Octubre de 2007
El avión aterrizó en Gatwick a las 5.45 de la mañana, con veinticinco minutos de adelanto gracias al viento de cola, como anunció con orgullo el comandante. Roy Grace estaba hecho polvo. Siempre bebía demasiado alcohol en los vuelos nocturnos, con la esperanza de quedarse K.O. Lo conseguía, pero sólo un rato y luego, como esta mañana, tenía resaca y una sed atroz. Para rematarlo, se sentía incómodamente lleno por un desayuno repugnante.
Si su bolsa salía deprisa, pensó, tal vez tuviera tiempo de pasar por casa, darse una ducha rápida y cambiarse de ropa antes de acudir a la reunión informativa. No tuvo suerte. Quizás el avión hubiera llegado antes, pero el retraso en la cinta del equipaje pulverizó esa ventaja y ya eran las siete menos veinte cuando pasó con la bolsa por la puerta de «Nada que declarar» y se dirigió a los autobuses que iban al parking de estacionamiento prolongado. De pie en la parada, en el aire gélido pero seco de la mañana, marcó el número de Glenn Branson para que le pusiera al día.
Su amigo sonaba raro.
– Roy-dijo-, ¿vas a pasar por casa?
– No, voy a ir directamente para allá. ¿Qué hay de nuevo?
El sargento lo puso al tanto. Primero le informó sobre los progresos de Norman Potting en Sydney. En el transcurso del día había surgido información sobre los pasaportes de David y Margaret Nelson que revelaba que ambos eran falsificaciones.
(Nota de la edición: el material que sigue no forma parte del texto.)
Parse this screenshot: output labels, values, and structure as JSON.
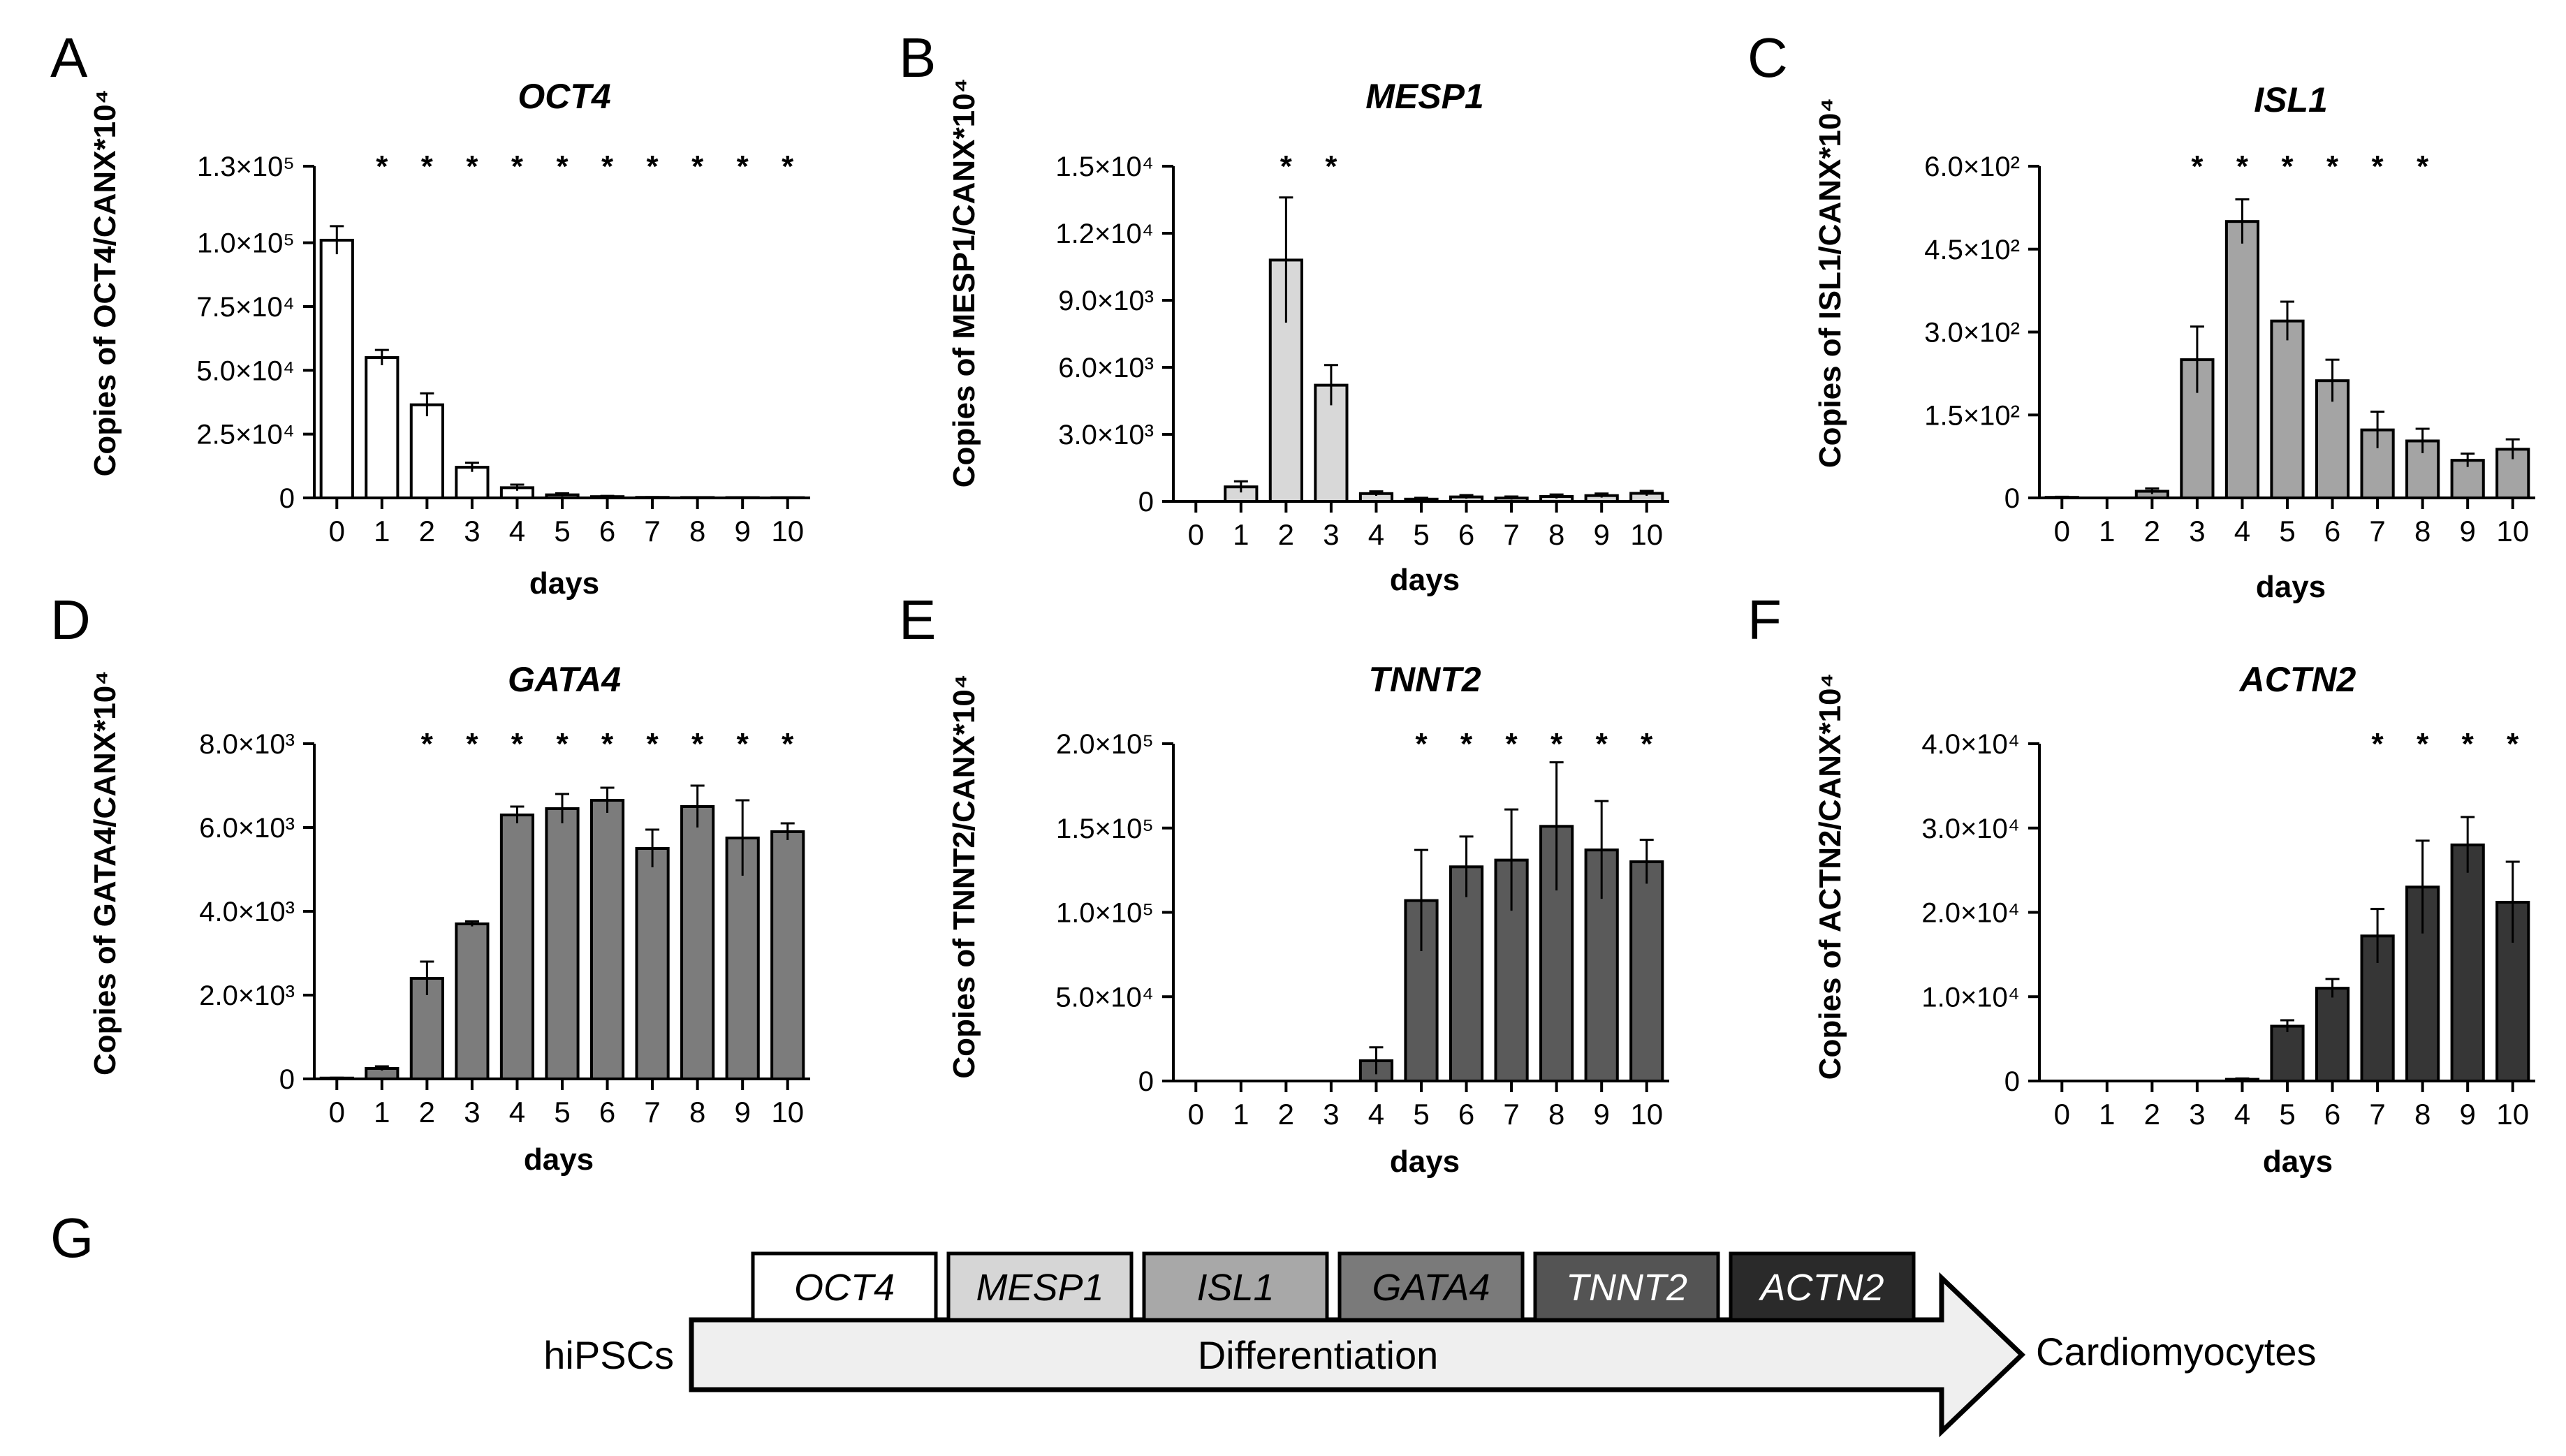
{
  "chart_data": [
    {
      "panel": "A",
      "type": "bar",
      "title": "OCT4",
      "ylabel": "Copies of OCT4/CANX*10⁴",
      "xlabel": "days",
      "categories": [
        "0",
        "1",
        "2",
        "3",
        "4",
        "5",
        "6",
        "7",
        "8",
        "9",
        "10"
      ],
      "values": [
        101000,
        55000,
        36500,
        12000,
        4000,
        1200,
        500,
        200,
        150,
        120,
        100
      ],
      "errors": [
        5500,
        3000,
        4500,
        1800,
        1200,
        600,
        300,
        100,
        80,
        60,
        60
      ],
      "ylim": [
        0,
        130000
      ],
      "yticks": [
        0,
        25000,
        50000,
        75000,
        100000,
        130000
      ],
      "yticklabels": [
        "0",
        "2.5×10⁴",
        "5.0×10⁴",
        "7.5×10⁴",
        "1.0×10⁵",
        "1.3×10⁵"
      ],
      "significance": [
        "",
        "*",
        "*",
        "*",
        "*",
        "*",
        "*",
        "*",
        "*",
        "*",
        "*"
      ],
      "color": "#ffffff"
    },
    {
      "panel": "B",
      "type": "bar",
      "title": "MESP1",
      "ylabel": "Copies of MESP1/CANX*10⁴",
      "xlabel": "days",
      "categories": [
        "0",
        "1",
        "2",
        "3",
        "4",
        "5",
        "6",
        "7",
        "8",
        "9",
        "10"
      ],
      "values": [
        0,
        650,
        10800,
        5200,
        350,
        100,
        200,
        150,
        220,
        260,
        360
      ],
      "errors": [
        0,
        250,
        2800,
        900,
        100,
        60,
        80,
        70,
        90,
        90,
        110
      ],
      "ylim": [
        0,
        15000
      ],
      "yticks": [
        0,
        3000,
        6000,
        9000,
        12000,
        15000
      ],
      "yticklabels": [
        "0",
        "3.0×10³",
        "6.0×10³",
        "9.0×10³",
        "1.2×10⁴",
        "1.5×10⁴"
      ],
      "significance": [
        "",
        "",
        "*",
        "*",
        "",
        "",
        "",
        "",
        "",
        "",
        ""
      ],
      "color": "#d8d8d8"
    },
    {
      "panel": "C",
      "type": "bar",
      "title": "ISL1",
      "ylabel": "Copies of ISL1/CANX*10⁴",
      "xlabel": "days",
      "categories": [
        "0",
        "1",
        "2",
        "3",
        "4",
        "5",
        "6",
        "7",
        "8",
        "9",
        "10"
      ],
      "values": [
        1,
        0,
        12,
        250,
        500,
        320,
        212,
        123,
        103,
        68,
        88
      ],
      "errors": [
        1,
        0,
        5,
        60,
        40,
        35,
        38,
        33,
        22,
        12,
        18
      ],
      "ylim": [
        0,
        600
      ],
      "yticks": [
        0,
        150,
        300,
        450,
        600
      ],
      "yticklabels": [
        "0",
        "1.5×10²",
        "3.0×10²",
        "4.5×10²",
        "6.0×10²"
      ],
      "significance": [
        "",
        "",
        "",
        "*",
        "*",
        "*",
        "*",
        "*",
        "*",
        "",
        ""
      ],
      "color": "#a4a4a4"
    },
    {
      "panel": "D",
      "type": "bar",
      "title": "GATA4",
      "ylabel": "Copies of GATA4/CANX*10⁴",
      "xlabel": "days",
      "categories": [
        "0",
        "1",
        "2",
        "3",
        "4",
        "5",
        "6",
        "7",
        "8",
        "9",
        "10"
      ],
      "values": [
        20,
        250,
        2400,
        3700,
        6300,
        6450,
        6650,
        5500,
        6500,
        5750,
        5900
      ],
      "errors": [
        10,
        50,
        400,
        60,
        200,
        350,
        300,
        450,
        500,
        900,
        200
      ],
      "ylim": [
        0,
        8000
      ],
      "yticks": [
        0,
        2000,
        4000,
        6000,
        8000
      ],
      "yticklabels": [
        "0",
        "2.0×10³",
        "4.0×10³",
        "6.0×10³",
        "8.0×10³"
      ],
      "significance": [
        "",
        "",
        "*",
        "*",
        "*",
        "*",
        "*",
        "*",
        "*",
        "*",
        "*"
      ],
      "color": "#7c7c7c"
    },
    {
      "panel": "E",
      "type": "bar",
      "title": "TNNT2",
      "ylabel": "Copies of TNNT2/CANX*10⁴",
      "xlabel": "days",
      "categories": [
        "0",
        "1",
        "2",
        "3",
        "4",
        "5",
        "6",
        "7",
        "8",
        "9",
        "10"
      ],
      "values": [
        0,
        0,
        0,
        0,
        12000,
        107000,
        127000,
        131000,
        151000,
        137000,
        130000
      ],
      "errors": [
        0,
        0,
        0,
        0,
        8000,
        30000,
        18000,
        30000,
        38000,
        29000,
        13000
      ],
      "ylim": [
        0,
        200000
      ],
      "yticks": [
        0,
        50000,
        100000,
        150000,
        200000
      ],
      "yticklabels": [
        "0",
        "5.0×10⁴",
        "1.0×10⁵",
        "1.5×10⁵",
        "2.0×10⁵"
      ],
      "significance": [
        "",
        "",
        "",
        "",
        "",
        "*",
        "*",
        "*",
        "*",
        "*",
        "*"
      ],
      "color": "#5a5a5a"
    },
    {
      "panel": "F",
      "type": "bar",
      "title": "ACTN2",
      "ylabel": "Copies of ACTN2/CANX*10⁴",
      "xlabel": "days",
      "categories": [
        "0",
        "1",
        "2",
        "3",
        "4",
        "5",
        "6",
        "7",
        "8",
        "9",
        "10"
      ],
      "values": [
        0,
        0,
        0,
        0,
        200,
        6500,
        11000,
        17200,
        23000,
        28000,
        21200
      ],
      "errors": [
        0,
        0,
        0,
        0,
        100,
        700,
        1100,
        3200,
        5500,
        3300,
        4800
      ],
      "ylim": [
        0,
        40000
      ],
      "yticks": [
        0,
        10000,
        20000,
        30000,
        40000
      ],
      "yticklabels": [
        "0",
        "1.0×10⁴",
        "2.0×10⁴",
        "3.0×10⁴",
        "4.0×10⁴"
      ],
      "significance": [
        "",
        "",
        "",
        "",
        "",
        "",
        "",
        "*",
        "*",
        "*",
        "*"
      ],
      "color": "#363636"
    }
  ],
  "panel_g": {
    "label": "G",
    "start": "hiPSCs",
    "end": "Cardiomyocytes",
    "process": "Differentiation",
    "stages": [
      {
        "name": "OCT4",
        "fill": "#ffffff",
        "text": "#000000"
      },
      {
        "name": "MESP1",
        "fill": "#d6d6d6",
        "text": "#000000"
      },
      {
        "name": "ISL1",
        "fill": "#a8a8a8",
        "text": "#000000"
      },
      {
        "name": "GATA4",
        "fill": "#7a7a7a",
        "text": "#000000"
      },
      {
        "name": "TNNT2",
        "fill": "#545454",
        "text": "#ffffff"
      },
      {
        "name": "ACTN2",
        "fill": "#2a2a2a",
        "text": "#ffffff"
      }
    ],
    "arrow_fill": "#efefef"
  }
}
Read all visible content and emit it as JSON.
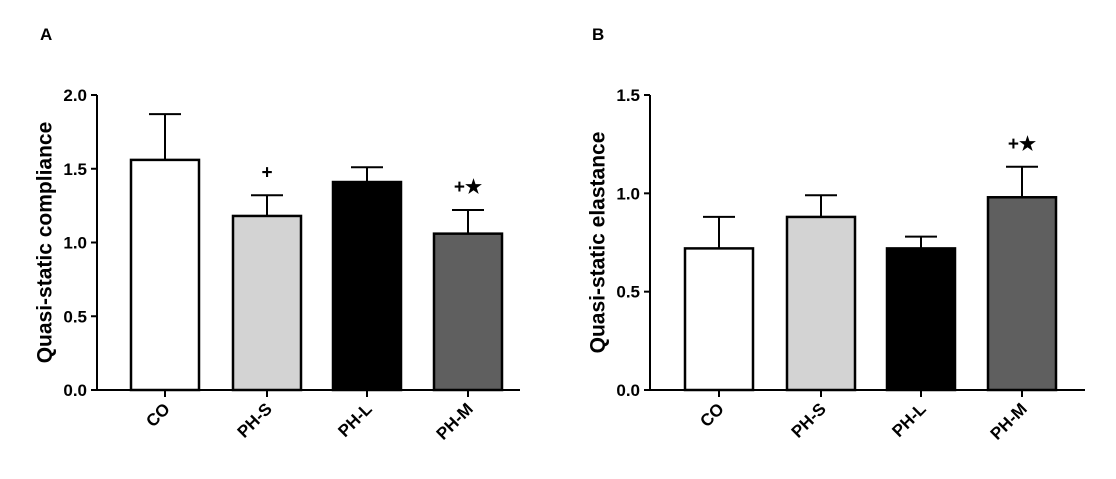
{
  "chart_data": [
    {
      "type": "bar",
      "panel_label": "A",
      "title": "",
      "xlabel": "",
      "ylabel": "Quasi-static compliance",
      "ylim": [
        0,
        2.0
      ],
      "yticks": [
        "0.0",
        "0.5",
        "1.0",
        "1.5",
        "2.0"
      ],
      "ytick_values": [
        0,
        0.5,
        1.0,
        1.5,
        2.0
      ],
      "categories": [
        "CO",
        "PH-S",
        "PH-L",
        "PH-M"
      ],
      "values": [
        1.56,
        1.18,
        1.41,
        1.06
      ],
      "error_upper": [
        1.87,
        1.32,
        1.51,
        1.22
      ],
      "colors": [
        "#ffffff",
        "#d3d3d3",
        "#000000",
        "#5f5f5f"
      ],
      "annotations": [
        "",
        "+",
        "",
        "+★"
      ],
      "grid": false
    },
    {
      "type": "bar",
      "panel_label": "B",
      "title": "",
      "xlabel": "",
      "ylabel": "Quasi-static elastance",
      "ylim": [
        0,
        1.5
      ],
      "yticks": [
        "0.0",
        "0.5",
        "1.0",
        "1.5"
      ],
      "ytick_values": [
        0,
        0.5,
        1.0,
        1.5
      ],
      "categories": [
        "CO",
        "PH-S",
        "PH-L",
        "PH-M"
      ],
      "values": [
        0.72,
        0.88,
        0.72,
        0.98
      ],
      "error_upper": [
        0.88,
        0.99,
        0.78,
        1.135
      ],
      "colors": [
        "#ffffff",
        "#d3d3d3",
        "#000000",
        "#5f5f5f"
      ],
      "annotations": [
        "",
        "",
        "",
        "+★"
      ],
      "grid": false
    }
  ]
}
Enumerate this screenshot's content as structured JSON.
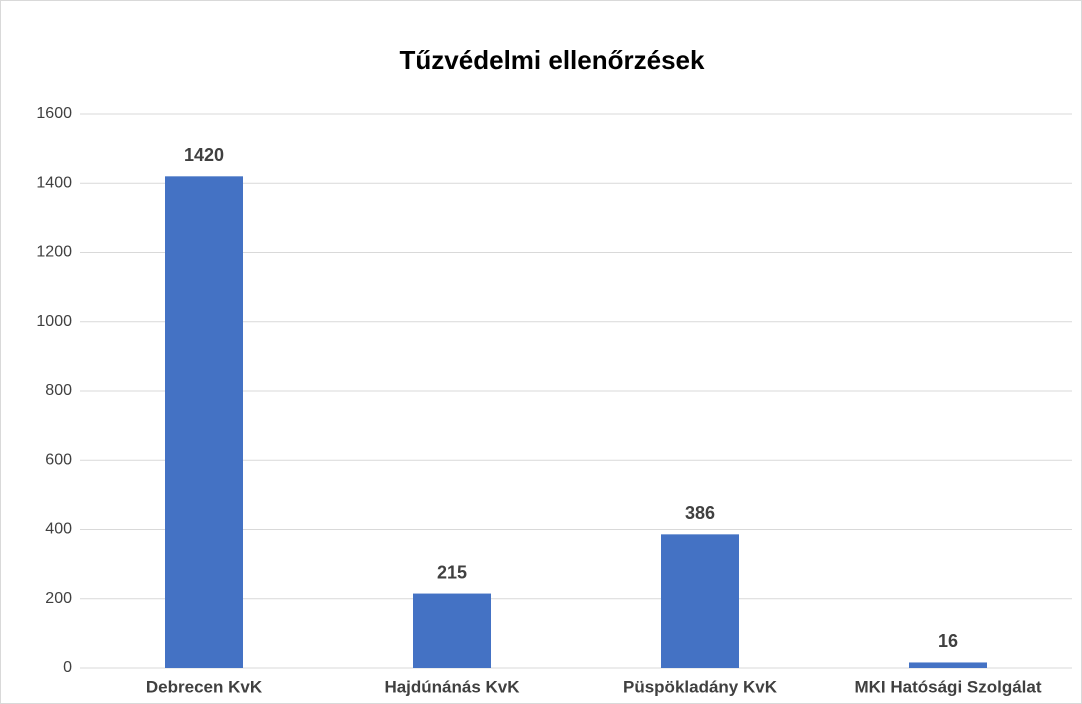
{
  "chart_data": {
    "type": "bar",
    "title": "Tűzvédelmi ellenőrzések",
    "categories": [
      "Debrecen KvK",
      "Hajdúnánás KvK",
      "Püspökladány KvK",
      "MKI Hatósági Szolgálat"
    ],
    "values": [
      1420,
      215,
      386,
      16
    ],
    "color": "#4472c4",
    "ylim": [
      0,
      1600
    ],
    "yticks": [
      0,
      200,
      400,
      600,
      800,
      1000,
      1200,
      1400,
      1600
    ],
    "grid": true
  }
}
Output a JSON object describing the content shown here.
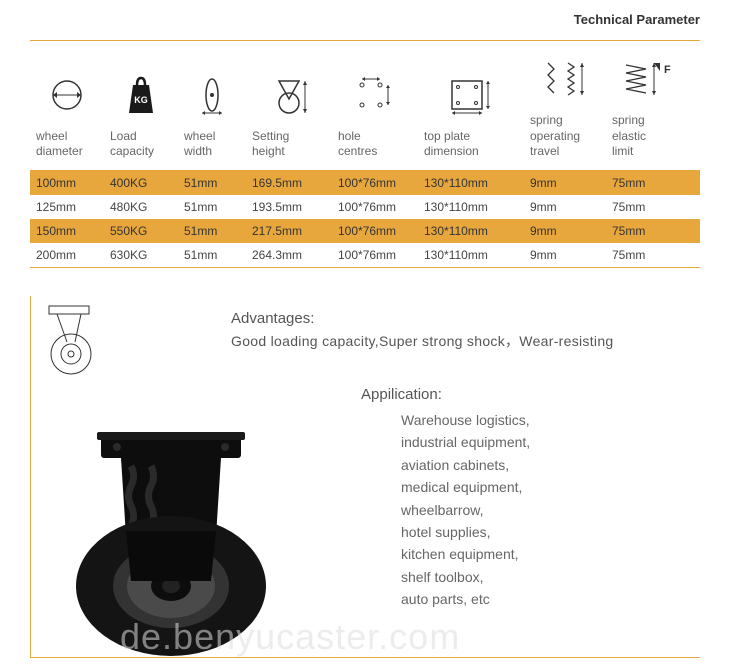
{
  "title": "Technical Parameter",
  "columns": [
    {
      "label": "wheel\ndiameter"
    },
    {
      "label": "Load\ncapacity"
    },
    {
      "label": "wheel\nwidth"
    },
    {
      "label": "Setting\nheight"
    },
    {
      "label": "hole\ncentres"
    },
    {
      "label": "top plate\ndimension"
    },
    {
      "label": "spring\noperating\ntravel"
    },
    {
      "label": "spring\nelastic\nlimit"
    }
  ],
  "rows": [
    [
      "100mm",
      "400KG",
      "51mm",
      "169.5mm",
      "100*76mm",
      "130*110mm",
      "9mm",
      "75mm"
    ],
    [
      "125mm",
      "480KG",
      "51mm",
      "193.5mm",
      "100*76mm",
      "130*110mm",
      "9mm",
      "75mm"
    ],
    [
      "150mm",
      "550KG",
      "51mm",
      "217.5mm",
      "100*76mm",
      "130*110mm",
      "9mm",
      "75mm"
    ],
    [
      "200mm",
      "630KG",
      "51mm",
      "264.3mm",
      "100*76mm",
      "130*110mm",
      "9mm",
      "75mm"
    ]
  ],
  "row_colors": {
    "odd": "#e8a73c",
    "even": "#ffffff"
  },
  "border_color": "#e5a838",
  "advantages": {
    "title": "Advantages:",
    "text": "Good loading capacity,Super strong shock，Wear-resisting"
  },
  "application": {
    "title": "Appilication:",
    "items": [
      "Warehouse logistics,",
      "industrial equipment,",
      "aviation cabinets,",
      "medical equipment,",
      "wheelbarrow,",
      "hotel supplies,",
      "kitchen equipment,",
      "shelf toolbox,",
      "auto parts, etc"
    ]
  },
  "watermark": "de.benyucaster.com",
  "icon_colors": {
    "stroke": "#333",
    "fill_dark": "#1a1a1a"
  }
}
Y David Nelson había desaparecido de su piso. Ahora Potting y Nicholl estaban visitando a todos sus vecinos, con la esperanza de obtener más información sobre su estilo de vida y círculo de amistades.
Entonces Branson pasó a Katherine Jennings. Estaba esperando una llamada de Skeggs para concretar la hora y el punto de encuentro donde realizarían la entrega de los sellos y de su madre. Branson le dijo que tenían dos unidades de vigilancia a la espera, hasta veinte personas disponibles si decidían que las necesitaban.
– ¿Tenemos unidades armadas? -preguntó Grace.
– No poseemos datos de que Skeggs vaya armado -contestó-. Si la situación cambiara, las llamaríamos para que intervinieran.
– ¿Estás bien, colega? -dijo Grace cuando Branson terminó-. Pareces un poco estresado. ¿Es por Ari?
Branson dudó.
– De hecho estoy preocupado por ti.
– ¿Por mí?
– Bueno, por tu casa en realidad.
Grace sintió una punzada de alarma.
– ¿Qué quieres decir? ¿Te quedaste anoche?
– Sí, sí, gracias. Te lo agradezco.
Grace se preguntó si su amigo habría roto algo. Tal vez su preciada máquina de discos antigua, que Glenn siempre estaba toqueteando.
– Puede que no sea nada, Roy, pero cuando me marchaba esta mañana, he visto a Joan Major pasando en coche por tu calle, al menos juraría que la he visto, vaya. Aún no era de día, así que podría equivocarme.
– ¿Joan Major?
– Sí. Conducía un monovolumen Fiat de esos pequeños tan peculiares. No se ven demasiados.
Glenn Branson tenía un poder de observación impresionante. Si decía que había visto a la arqueóloga forense, era casi seguro que no se equivocaba. Grace subió al autobús, con el teléfono pegado a la oreja. Era curioso que Glenn la hubiera visto conduciendo por su calle, pero no era nada del otro mundo.
– Tal vez sus hijos vayan al colegio por esta zona.
– Lo dudo. Vive en Burgess Hill. Tal vez fuera a dejarte algo.
– No tiene sentido.
– Quizá le ha pasado algo y quería verte.
– ¿A qué hora te has ido?
– Sobre las siete menos cuarto.
– A esa hora de la mañana no pasas por casa de nadie para charlar. Si es urgente, llamas por teléfono.
– Sí. Eso es lo que se hace.
Grace le dijo que esperaba llegar al despacho a tiempo para la reunión, pero cuando subió a su coche decidió que, siempre que el tráfico de hora punta no fuera muy denso, primero pasaría por casa. Le inquietaba algo que no podía acabar de precisar.